Trialogue: Spiritual but not Religious? Perspectives on a Perceived Disjunction
This Trialogue is the culmination of the upper-division seminar course Religion 120 by the UCLA Center for the Study of Religion. The panel discussion is being co-sponsored by the Academy for Judaic, Christian, and Islamic Studies.
Convener and Moderator
Reinhard Krauss, Ph.D.
Lecturer, UCLA Center for the Study of Religion
Jennifer Lindholm, Ph.D.
Assistant Vice Provost, UCLA; Director, UCLA Spirituality in Higher Education Project
Maria Blandizzi, Ed.D.
Dean for Students, UCLA
Gail Stearns, Ph.D.
Associate Professor of Religious Studies and Dean of the Wallace All Faiths Chapel, Chapman University, Orange, CA
Thursday, June 8, 2017
4:00 – 6:00 PM
Reception to Follow
Free Admission • All are welcome!
Royce Hall 306
‘Spiritual but not Religious’ is a frequently used phrase on college campuses and beyond. How do we define spirituality as distinct from religion? Is spirituality measurable and if so, what role does it play on a college campus — in the classrooms and in the dorm rooms, in faculty meetings, and in the strategic planning of campus administrators? Does spirituality perhaps have an impact on academic performance?

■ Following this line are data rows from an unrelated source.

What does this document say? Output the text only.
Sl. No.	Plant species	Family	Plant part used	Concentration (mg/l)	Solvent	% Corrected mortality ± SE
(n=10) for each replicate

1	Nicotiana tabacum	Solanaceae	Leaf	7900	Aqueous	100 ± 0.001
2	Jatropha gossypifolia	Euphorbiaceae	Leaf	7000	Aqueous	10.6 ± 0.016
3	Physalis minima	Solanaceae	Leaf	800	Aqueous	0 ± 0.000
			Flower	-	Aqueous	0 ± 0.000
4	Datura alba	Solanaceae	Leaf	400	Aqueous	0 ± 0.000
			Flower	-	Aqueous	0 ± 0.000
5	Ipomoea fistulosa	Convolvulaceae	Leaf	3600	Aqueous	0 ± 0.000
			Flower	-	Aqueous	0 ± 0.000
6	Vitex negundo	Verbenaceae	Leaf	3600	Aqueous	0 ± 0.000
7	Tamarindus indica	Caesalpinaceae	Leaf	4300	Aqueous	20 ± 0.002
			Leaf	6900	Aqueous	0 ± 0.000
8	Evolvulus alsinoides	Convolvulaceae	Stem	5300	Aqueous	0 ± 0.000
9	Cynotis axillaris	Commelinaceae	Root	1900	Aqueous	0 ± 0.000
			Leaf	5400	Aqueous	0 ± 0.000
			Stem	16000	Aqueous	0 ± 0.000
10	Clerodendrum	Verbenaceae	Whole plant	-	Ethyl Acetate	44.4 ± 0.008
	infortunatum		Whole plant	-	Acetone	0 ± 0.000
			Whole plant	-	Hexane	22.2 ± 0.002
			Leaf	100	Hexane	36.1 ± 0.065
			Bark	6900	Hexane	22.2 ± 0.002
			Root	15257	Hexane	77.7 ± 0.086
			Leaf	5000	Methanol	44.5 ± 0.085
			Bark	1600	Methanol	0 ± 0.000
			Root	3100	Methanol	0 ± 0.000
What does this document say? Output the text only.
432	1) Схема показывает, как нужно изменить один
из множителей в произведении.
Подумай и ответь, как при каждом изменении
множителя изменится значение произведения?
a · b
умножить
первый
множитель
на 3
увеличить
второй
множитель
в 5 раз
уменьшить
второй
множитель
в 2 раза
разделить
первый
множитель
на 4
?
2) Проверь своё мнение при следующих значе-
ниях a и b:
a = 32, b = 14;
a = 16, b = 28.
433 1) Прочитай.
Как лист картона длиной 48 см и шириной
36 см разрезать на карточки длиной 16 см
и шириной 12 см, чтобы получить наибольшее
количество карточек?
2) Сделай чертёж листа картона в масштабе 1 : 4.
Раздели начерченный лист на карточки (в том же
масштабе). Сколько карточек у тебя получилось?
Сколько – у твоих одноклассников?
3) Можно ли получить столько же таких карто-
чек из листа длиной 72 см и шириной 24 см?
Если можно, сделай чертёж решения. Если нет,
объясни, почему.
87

These are some of the issues to be discussed in this forum. Each of the forum’s three panelists has a unique vantage point from which to address these questions. As an academic researcher, Dr. Lindholm’s approach to the often rather nebulous concept of spirituality is rigorously data driven. Her research on student spirituality has broken new ground, and is especially valuable in our current political and cultural climate of rumors, conspiracy theories, and unfounded claims. Dr. Stearns, as a campus chaplain of a multi-faith chapel and an academic teacher plays a dual role as leader called to provide spiritual guidance and to promote what has been called religious literacy. Dr. Blandizzi, the Dean for Students at UCLA, is charged with supporting students in their overall well-being. How does supporting students’ spirituality fit into this overall portfolio — or does belong there?
The event is free and open to those interested in exploring a key issue of concern in contemporary religious and cultural studies.